In Cincinnati, the school board will make recommendations by the end of June for opening schools in the fall. The scenarios include one that calls for staggered attendance by students to accommodate social distancing that could have students splitting days between in-class attendance and distance learning. Under that scenario, Shelly said her staff would have to provide boxes of take-home meals for students for days when they are home.
“Every single option that I have set in place here requires USDA to extend a current waiver or to initiate a new waiver, or else I’m not going to be able to feed a significant population of my scholars, and that’s terrifying,” Shelly said.
Shelly said 84 percent of the district’s students already qualify for a free or reduced-price meal, which means many students rely on their schools for food. A waiver that allowed her staff to provide grab-and-go meals at locations beyond school campuses “was a lifesaver” in the 2019-20 school year to provide free meals.
She would need that waiver and the ability to serve meals on campuses or classrooms during the days on which students attend.
Shelly also stressed that her food program not only feeds children but also is an economic engine for area farmers, food manufacturers and food distributors as they fill her orders for thousands of meals a day. In pre-COVID-19 days, her staff of 400 served 16,000 breakfasts and 23,000 lunches each day. Right now, the school district is doing summer feeding and serving about 10 percent of students with 125 staff working.
In Littleton, Gould, the district’s nutrition director, is part of a task force that will recommend looking at several approaches for the district to reopen in the fall. If enough parents decide they want to continue online education for their children, Gould said her staff will need waivers to continue to deliver meals to designated stops for students rather than serving them on campuses. Her district covers 21 schools and before COVID-19 served more than 5,000 meals a day during the school year.
For students in classrooms, Gould said her staff would provide meals for children who can pay full price as well as for those who qualify for free and reduced-price meals. The classroom model might allow Gould to make a la carte sales for snacks like carbonated fruit juice, reduced-fat chips, popcorn and whole-grain cookies.

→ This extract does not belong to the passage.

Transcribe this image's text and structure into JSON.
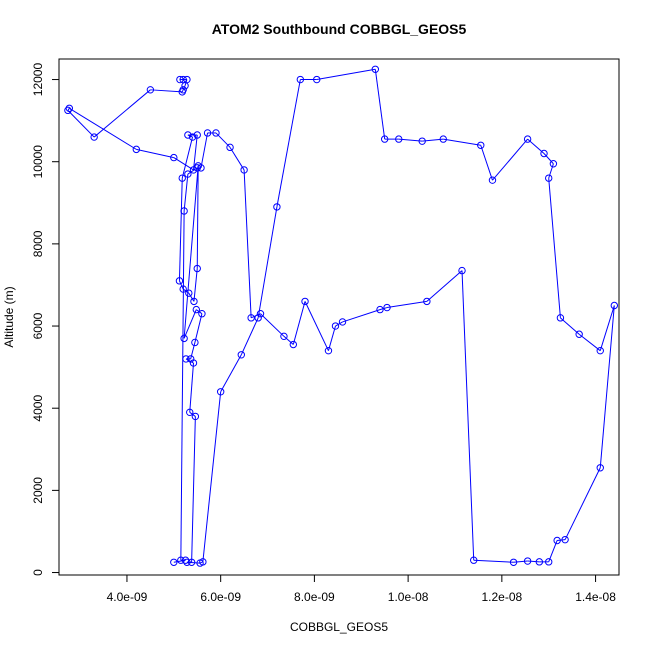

When the district suspended classes in March, waivers helped her continue meals for children who qualify for subsidized meals but the a la carte sales that account for 25 percent of her $4 million budget ended.
Gould also would like the waiver for universal free meals, although 18 percent of the students in her district’s lunch program qualified for free or reduced-price meals before COVID-19. She said she has talked with parents who felt secure about their jobs before COVID-19 but now worry about staying employed as the economy recovers from a recession caused by the pandemic.
“Ultimately from me, the ask to USDA is [about] encompassing all the what-ifs,” she said.